タンポポ

 今やタンポポといえば、セイヨウタンポポのことのようです。逞しい生活力で世界の都市を制覇し、世界中の温暖、暖帯に広がり、世界種になっています。日本在来のタンポポ類は完全に敗退し、山野辺の土手や道端に追いやられて生き続けています。セイヨウタンポポは春から秋まで花を咲かせ、種子の数も多くそのうえ単為生殖でも増えます。それに対し、在来のタンポポ類は、春にだけ花が咲き、昆虫の助けによって種子をつくります。競争力の違いは歴然としています。
 日本では春の野原や道端を彩る雑草ですが、フランスやイタリアの人々は、春に若い葉をサラダやバター炒めなどにして食べます。タンポポの葉にはミネラルやビタミンが豊富で、根には解熱、利尿、発汗、強壮などの効能もあることから、健康によい野菜ハーブとして親しまれてきました。英語でウエット・ザ・ベット(wet・the・bed)という俗称をもっています。おねしょの意味ですが、それほど利尿作用があるということから最近では、ダイエットに利用する人も増えています。
 タンポポの根を焙煎して作るカフェンなしのコーヒーを作ってみませんか。秋に充実した根を掘りあげて作ります。土手などに行けばタンポポは群生していますので、たくさんの根が取れます。根は長く、全部を掘り上げるのは大変ですが、家族でピクニックに出かけ、みんなで掘れば作業がはかどります。採取した根は土をきれいに洗い落とし、根を細かく刻みます。次に、日光に当てて乾かします。気の短い人はすぐに焙煎してもいいです。
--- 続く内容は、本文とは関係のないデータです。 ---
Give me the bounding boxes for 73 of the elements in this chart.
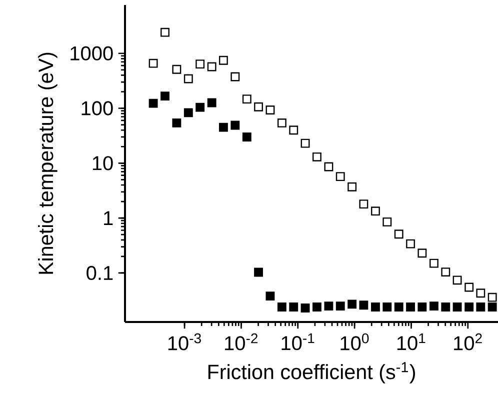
point xyxy=(218,56,228,65)
point xyxy=(430,258,438,268)
point xyxy=(242,94,252,104)
point xyxy=(452,276,462,285)
point xyxy=(148,98,158,108)
point xyxy=(394,230,404,239)
point xyxy=(207,98,216,108)
x-axis-title: Friction coefficient (s$^{-1}$) xyxy=(208,362,415,384)
point xyxy=(418,302,427,312)
point xyxy=(394,302,404,312)
point xyxy=(160,92,170,100)
x-tick-label: 10$^{1}$ xyxy=(397,333,426,350)
point xyxy=(452,302,462,312)
point xyxy=(382,217,392,226)
point xyxy=(277,118,286,128)
x-tick-label: 10$^{0}$ xyxy=(340,333,369,350)
point xyxy=(207,62,216,72)
y-tick-label: 0.1 xyxy=(86,266,113,280)
point xyxy=(160,28,170,37)
x-tick-label: 10$^{-3}$ xyxy=(168,333,201,350)
point xyxy=(266,292,275,301)
point xyxy=(464,282,474,292)
point xyxy=(371,206,380,216)
point xyxy=(430,302,438,311)
point xyxy=(218,122,228,132)
point xyxy=(230,120,240,130)
point xyxy=(348,300,357,309)
point xyxy=(184,108,193,118)
point xyxy=(418,248,427,258)
point xyxy=(488,302,497,312)
point xyxy=(289,126,298,135)
point xyxy=(441,268,450,277)
point xyxy=(406,239,415,248)
point xyxy=(196,60,205,69)
point xyxy=(230,72,240,82)
point xyxy=(289,302,298,312)
point xyxy=(359,200,368,209)
point xyxy=(172,64,182,74)
point xyxy=(148,58,158,68)
point xyxy=(254,102,263,112)
point xyxy=(476,288,486,298)
point xyxy=(324,162,334,172)
point xyxy=(196,102,205,112)
point xyxy=(336,302,345,311)
x-tick-label: 10$^{2}$ xyxy=(454,333,482,350)
point xyxy=(382,302,392,312)
point xyxy=(172,118,182,128)
point xyxy=(371,302,380,312)
point xyxy=(476,302,486,312)
y-tick-label: 100 xyxy=(82,101,113,116)
point xyxy=(324,302,334,311)
y-axis-title: Kinetic temperature (eV) xyxy=(38,52,58,274)
point xyxy=(441,302,450,312)
point xyxy=(184,74,193,84)
point xyxy=(312,302,322,312)
point xyxy=(242,132,252,142)
point xyxy=(300,138,310,148)
point xyxy=(348,182,357,192)
point xyxy=(406,302,415,312)
x-tick-label: 10$^{-2}$ xyxy=(225,333,258,350)
y-tick-label: 1000 xyxy=(70,46,113,60)
point xyxy=(336,172,345,182)
point xyxy=(277,302,286,312)
point xyxy=(266,106,275,114)
point xyxy=(359,300,368,310)
point xyxy=(300,304,310,312)
y-tick-label: 10 xyxy=(92,156,113,170)
point xyxy=(312,152,322,162)
point xyxy=(254,268,263,277)
y-tick-label: 1 xyxy=(104,211,113,225)
x-tick-label: 10$^{-1}$ xyxy=(282,333,314,350)
point xyxy=(464,302,474,312)
point xyxy=(488,292,497,302)
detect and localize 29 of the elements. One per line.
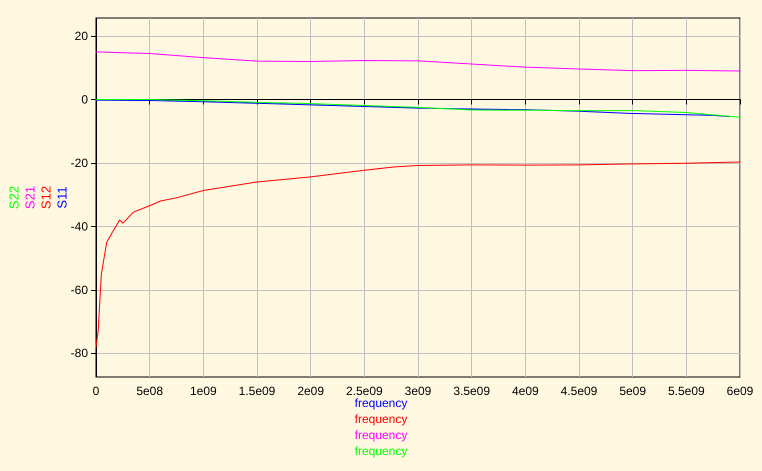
y-tick-label: -60	[70, 282, 88, 297]
text: frequency	[354, 412, 408, 426]
y-tick-label: -20	[70, 156, 88, 170]
x-tick-label: 6e09	[726, 384, 754, 398]
x-tick-label: 3e09	[404, 384, 432, 398]
x-axis-title: frequency	[354, 396, 408, 410]
y-tick-label: 0	[81, 92, 88, 107]
text: S12	[38, 186, 54, 210]
text: S22	[6, 186, 22, 210]
y-tick-label: -40	[70, 219, 88, 234]
x-tick-label: 1e09	[190, 384, 218, 398]
x-tick-label: 4.5e09	[560, 384, 598, 398]
text: S11	[54, 186, 70, 209]
x-tick-label: 0	[92, 384, 100, 398]
x-tick-label: 4e09	[512, 384, 540, 398]
x-tick-label: 5.5e09	[668, 384, 706, 398]
text: frequency	[354, 428, 408, 442]
y-tick-label: 20	[74, 29, 88, 44]
x-tick-label: 2.5e09	[346, 384, 384, 398]
text: frequency	[354, 444, 408, 458]
x-tick-label: 2e09	[297, 384, 324, 398]
line-series	[96, 51, 740, 72]
x-tick-label: 5e08	[136, 384, 164, 398]
x-tick-label: 1.5e09	[238, 384, 276, 398]
x-tick-label: 3.5e09	[453, 384, 490, 398]
text: S21	[22, 186, 38, 210]
line-series	[96, 161, 740, 348]
y-tick-label: -80	[70, 346, 88, 360]
x-tick-label: 5e09	[619, 384, 646, 398]
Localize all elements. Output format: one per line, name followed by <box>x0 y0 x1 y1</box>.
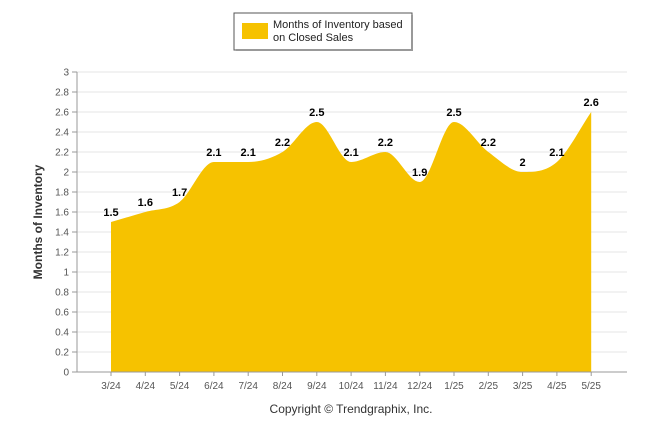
x-tick-label: 8/24 <box>273 381 293 392</box>
x-tick-label: 7/24 <box>238 381 258 392</box>
y-tick-label: 3 <box>63 68 69 79</box>
series-area <box>111 112 592 372</box>
y-tick-label: 1.4 <box>55 228 69 239</box>
legend-shadow-right <box>411 15 413 51</box>
y-tick-label: 0.4 <box>55 328 69 339</box>
x-tick-label: 4/24 <box>136 381 156 392</box>
data-label: 2.1 <box>549 147 564 159</box>
legend-swatch <box>242 23 268 39</box>
y-axis-ticks: 0 0.2 0.4 0.6 0.8 1 1.2 1.4 1.6 1.8 2 2.2 2.4 2.6 2.8 3 <box>55 68 77 379</box>
area-fill <box>111 112 592 372</box>
x-tick-label: 2/25 <box>479 381 499 392</box>
x-tick-label: 5/25 <box>581 381 601 392</box>
x-tick-label: 9/24 <box>307 381 327 392</box>
x-tick-label: 3/25 <box>513 381 533 392</box>
axes <box>76 72 627 373</box>
x-tick-label: 11/24 <box>373 381 398 392</box>
x-tick-label: 12/24 <box>407 381 432 392</box>
legend-shadow-bottom <box>236 49 413 51</box>
data-label: 2.5 <box>446 107 461 119</box>
x-tick-label: 1/25 <box>444 381 464 392</box>
x-axis-ticks: 3/24 4/24 5/24 6/24 7/24 8/24 9/24 10/24 11/24 12… <box>101 372 601 392</box>
y-tick-label: 1.6 <box>55 208 69 219</box>
legend-line-2: on Closed Sales <box>273 32 354 44</box>
x-tick-label: 3/24 <box>101 381 121 392</box>
data-label: 2.5 <box>309 107 324 119</box>
legend[interactable]: Months of Inventory based on Closed Sale… <box>233 12 413 51</box>
x-tick-label: 6/24 <box>204 381 224 392</box>
y-tick-label: 2.8 <box>55 88 69 99</box>
data-label: 1.5 <box>103 207 118 219</box>
y-tick-label: 2.6 <box>55 108 69 119</box>
y-tick-label: 0.6 <box>55 308 69 319</box>
y-tick-label: 2.4 <box>55 128 69 139</box>
data-label: 2.2 <box>481 137 496 149</box>
x-tick-label: 5/24 <box>170 381 190 392</box>
x-tick-label: 10/24 <box>339 381 364 392</box>
data-label: 1.6 <box>138 197 153 209</box>
legend-line-1: Months of Inventory based <box>273 19 403 31</box>
y-tick-label: 2 <box>63 168 69 179</box>
data-label: 2.6 <box>584 97 599 109</box>
y-axis-title: Months of Inventory <box>31 164 45 279</box>
x-tick-label: 4/25 <box>547 381 567 392</box>
copyright-text: Copyright © Trendgraphix, Inc. <box>270 402 433 416</box>
data-label: 2.2 <box>275 137 290 149</box>
data-label: 2.1 <box>241 147 256 159</box>
data-label: 2.1 <box>343 147 358 159</box>
data-label: 2.1 <box>206 147 221 159</box>
data-label: 2.2 <box>378 137 393 149</box>
data-label: 1.9 <box>412 167 427 179</box>
y-tick-label: 2.2 <box>55 148 69 159</box>
data-labels: 1.5 1.6 1.7 2.1 2.1 2.2 2.5 2.1 2.2 1.9 2.5 2.2 2 2.1… <box>103 97 598 219</box>
y-tick-label: 1.2 <box>55 248 69 259</box>
data-label: 1.7 <box>172 187 187 199</box>
y-tick-label: 0.8 <box>55 288 69 299</box>
y-tick-label: 0.2 <box>55 348 69 359</box>
y-tick-label: 0 <box>63 368 69 379</box>
data-label: 2 <box>520 157 526 169</box>
y-tick-label: 1.8 <box>55 188 69 199</box>
y-tick-label: 1 <box>63 268 69 279</box>
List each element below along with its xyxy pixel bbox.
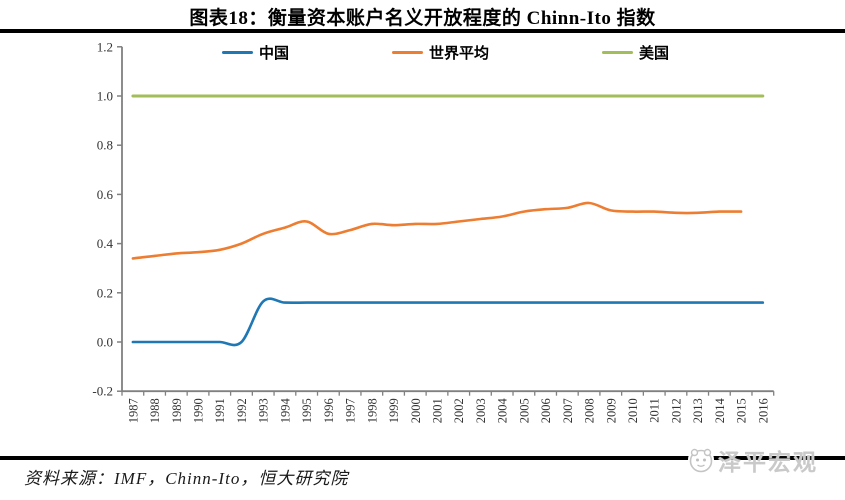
usa-legend-line-icon — [602, 50, 633, 54]
x-tick-label: 2016 — [756, 398, 770, 423]
x-tick-label: 1994 — [278, 397, 292, 423]
x-tick-label: 1993 — [257, 398, 271, 423]
y-tick-label: 0.0 — [97, 335, 113, 350]
x-tick-label: 2000 — [409, 398, 423, 423]
y-tick-label: 1.0 — [97, 89, 113, 104]
x-tick-label: 1999 — [387, 398, 401, 423]
chinn-ito-line-chart: 1.2 1.0 0.8 0.6 0.4 0.2 0.0 -0.2 1987 1988 1989 199… — [92, 39, 775, 423]
x-tick-label: 1991 — [213, 398, 227, 423]
x-tick-label: 2004 — [496, 397, 510, 423]
y-tick-label: 0.2 — [97, 285, 113, 300]
source-note: 资料来源：IMF，Chinn-Ito，恒大研究院 — [24, 469, 349, 488]
x-tick-label: 2007 — [561, 398, 575, 423]
world-average-legend-line-icon — [392, 50, 423, 54]
zeping-macro-logo-icon — [688, 446, 714, 474]
top-divider-line — [0, 29, 845, 33]
x-tick-label: 1998 — [365, 398, 379, 423]
x-tick-label: 1987 — [126, 398, 140, 423]
x-tick-label: 2012 — [669, 398, 683, 423]
bottom-divider-line — [0, 456, 845, 460]
x-tick-label: 1990 — [192, 398, 206, 423]
x-tick-label: 1996 — [322, 398, 336, 423]
chart-legend: 中国 世界平均 美国 — [0, 42, 845, 62]
legend-item-china: 中国 — [222, 42, 289, 62]
publisher-watermark: 泽平宏观 — [688, 443, 818, 477]
x-tick-label: 2010 — [626, 398, 640, 423]
x-tick-label: 2001 — [430, 398, 444, 423]
x-tick-label: 1989 — [170, 398, 184, 423]
x-tick-label: 2005 — [517, 398, 531, 423]
legend-item-world-average: 世界平均 — [392, 42, 489, 62]
x-tick-label: 2006 — [539, 398, 553, 423]
watermark-text: 泽平宏观 — [718, 450, 818, 475]
x-tick-label: 1988 — [148, 398, 162, 423]
legend-item-usa: 美国 — [602, 42, 669, 62]
x-tick-label: 2013 — [691, 398, 705, 423]
x-tick-label: 2003 — [474, 398, 488, 423]
x-tick-label: 2014 — [713, 397, 727, 423]
y-tick-label: 0.4 — [97, 236, 114, 251]
chart-title: 图表18：衡量资本账户名义开放程度的 Chinn-Ito 指数 — [189, 8, 656, 29]
x-tick-label: 2011 — [648, 398, 662, 423]
x-tick-label: 2002 — [452, 398, 466, 423]
x-tick-label: 2009 — [604, 398, 618, 423]
legend-label-world-average: 世界平均 — [429, 45, 490, 62]
legend-label-china: 中国 — [259, 45, 290, 62]
y-tick-label: 0.6 — [97, 187, 114, 202]
x-tick-label: 2008 — [583, 398, 597, 423]
y-tick-label: 0.8 — [97, 138, 113, 153]
x-tick-label: 2015 — [735, 398, 749, 423]
x-tick-label: 1997 — [344, 398, 358, 423]
china-line — [131, 297, 765, 347]
world-average-line — [131, 201, 743, 260]
x-tick-label: 1995 — [300, 398, 314, 423]
y-tick-label: 1.2 — [97, 39, 113, 54]
china-legend-line-icon — [222, 50, 253, 54]
y-tick-label: -0.2 — [92, 384, 113, 399]
x-tick-label: 1992 — [235, 398, 249, 423]
legend-label-usa: 美国 — [639, 45, 670, 62]
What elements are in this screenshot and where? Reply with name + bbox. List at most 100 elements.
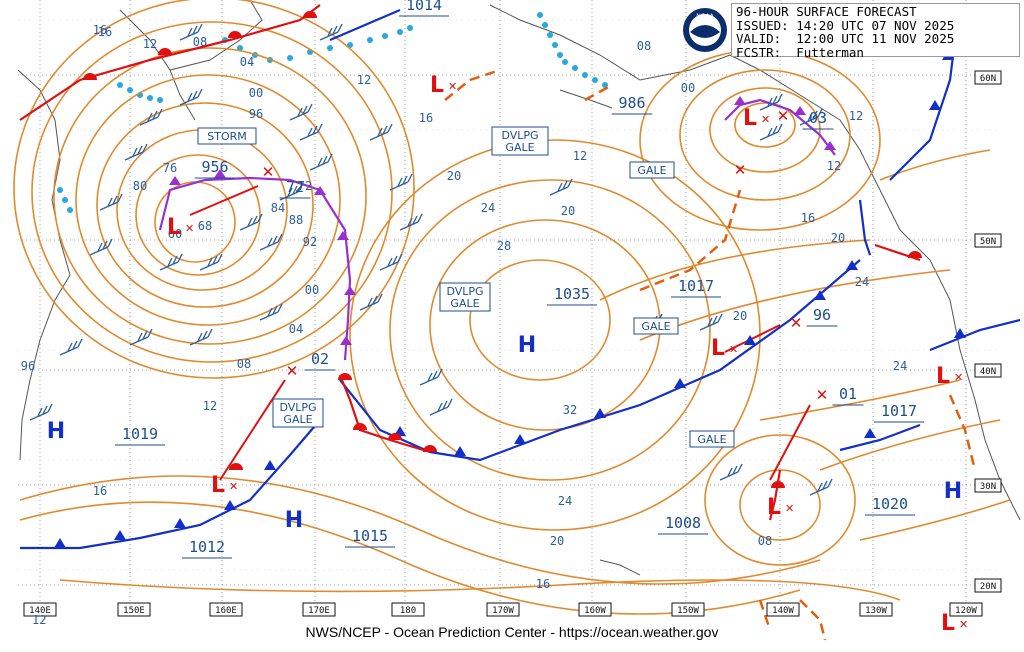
valid-label: VALID: [736,31,782,46]
svg-text:DVLPG: DVLPG [446,285,483,298]
svg-text:170W: 170W [492,606,514,616]
svg-text:GALE: GALE [697,433,726,446]
svg-text:150E: 150E [123,606,145,616]
low-x-icon: ✕ [729,343,738,356]
high-center-value: 1035 [547,285,597,306]
front-symbols [54,11,966,548]
isobar-label: 16 [801,211,815,225]
low-center-icon: L [430,73,444,98]
high-center-value: 1019 [115,425,165,446]
isobar-label: 92 [303,235,317,249]
isobar-label: 12 [357,73,371,87]
svg-text:130W: 130W [865,606,887,616]
forecast-position-icon: ✕ [262,163,275,181]
svg-text:GALE: GALE [283,413,312,426]
forecast-position-icon: ✕ [734,161,747,179]
svg-text:160W: 160W [584,606,606,616]
isobar-label: 08 [758,534,772,548]
high-center-value: 1017 [874,402,924,423]
low-center-icon: L [936,364,950,389]
longitude-label: 140E [23,602,57,617]
isobar-label: 68 [198,219,212,233]
svg-text:1014: 1014 [406,0,442,14]
longitude-label: 160E [209,602,243,617]
isobar-label: 12 [143,37,157,51]
high-center-icon: H [944,479,962,504]
svg-text:1015: 1015 [352,527,388,545]
issued-value: 14:20 UTC 07 NOV 2025 [796,17,955,33]
isobar-label: 88 [289,213,303,227]
low-center-icon: L [211,473,225,498]
svg-text:150W: 150W [677,606,699,616]
latitude-label: 40N [974,363,1002,378]
svg-text:NOAA: NOAA [696,13,714,20]
isobar-label: 12 [203,399,217,413]
longitude-label: 170W [486,602,520,617]
low-center-icon: L [767,495,781,520]
svg-text:1035: 1035 [554,285,590,303]
isobar-label: 24 [481,201,495,215]
longitude-label: 150W [671,602,705,617]
svg-text:40N: 40N [980,367,996,377]
isobar-label: 20 [831,231,845,245]
svg-text:02: 02 [311,350,329,368]
high-center-value: 1012 [182,538,232,559]
svg-text:96: 96 [813,306,831,324]
isobar-label: 08 [193,35,207,49]
forecast-position-icon: ✕ [790,314,803,332]
isobar-label: 00 [681,81,695,95]
high-center-icon: H [518,333,536,358]
forecast-info-box: 96-HOUR SURFACE FORECAST ISSUED: 14:20 U… [731,3,1020,60]
svg-text:140E: 140E [29,606,51,616]
low-center-value: 986 [611,94,653,115]
warning-box: GALE [633,317,679,335]
latitude-label: 30N [974,478,1002,493]
svg-text:120W: 120W [955,606,977,616]
isobar-label: 72 [298,179,312,193]
high-center-value: 1017 [671,277,721,298]
isobar-label: 08 [237,357,251,371]
isobar-label: 76 [163,161,177,175]
svg-text:140W: 140W [772,606,794,616]
svg-text:GALE: GALE [450,297,479,310]
low-x-icon: ✕ [185,222,194,235]
longitude-label: 170E [302,602,336,617]
latitude-label: 20N [974,578,1002,593]
isobar-label: 32 [563,403,577,417]
svg-text:1008: 1008 [665,514,701,532]
svg-text:1020: 1020 [872,495,908,513]
isobar-label: 16 [419,111,433,125]
issued-label: ISSUED: [736,17,789,33]
svg-text:03: 03 [809,109,827,127]
svg-text:986: 986 [618,94,645,112]
isobars [13,0,1011,615]
wind-barb-icon [29,23,833,496]
longitude-label: 160W [578,602,612,617]
high-center-value: 1015 [345,527,395,548]
warning-box: GALE [629,161,675,179]
pressure-centers: 956 72 02 986 03 96 01 1008 1014 1035 1017 1019 1012… [115,0,924,559]
warning-box: STORM [197,127,257,145]
low-center-value: 72 [279,178,311,199]
isobar-label: 12 [849,109,863,123]
coastline [17,0,1021,576]
high-center-icon: H [285,508,303,533]
svg-text:72: 72 [286,178,304,196]
low-center-value: 1014 [399,0,449,17]
isobar-label: 16 [93,23,107,37]
isobar-label: 08 [637,39,651,53]
forecaster-value: Futterman [796,44,864,60]
isobar-label: 20 [447,169,461,183]
svg-text:GALE: GALE [641,320,670,333]
isobar-label: 24 [855,275,869,289]
isobar-label: 04 [240,55,254,69]
svg-text:50N: 50N [980,237,996,247]
isobar-label: 28 [497,239,511,253]
longitude-label: 180 [391,602,425,617]
svg-text:160E: 160E [215,606,237,616]
low-x-icon: ✕ [448,80,457,93]
longitude-labels: 140E 150E 160E 170E 180 170W 160W 150W 140W 130W 1… [23,602,983,617]
forecast-position-icon: ✕ [816,386,829,404]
 コーヒー豆の焙煎器を持つている人は焙煎器で、ない人はフライパンで気長に焙煎します
 弱火で、本でも読みながらするとよいようです。均等に火を通しこんがりと焙煎します。 
 ミルでひいて、コーヒーの粉末と同量でタンポポコーヒーをいれます。ちょっと甘いノンカフェンコーヒーができます。なかなかおつなものです。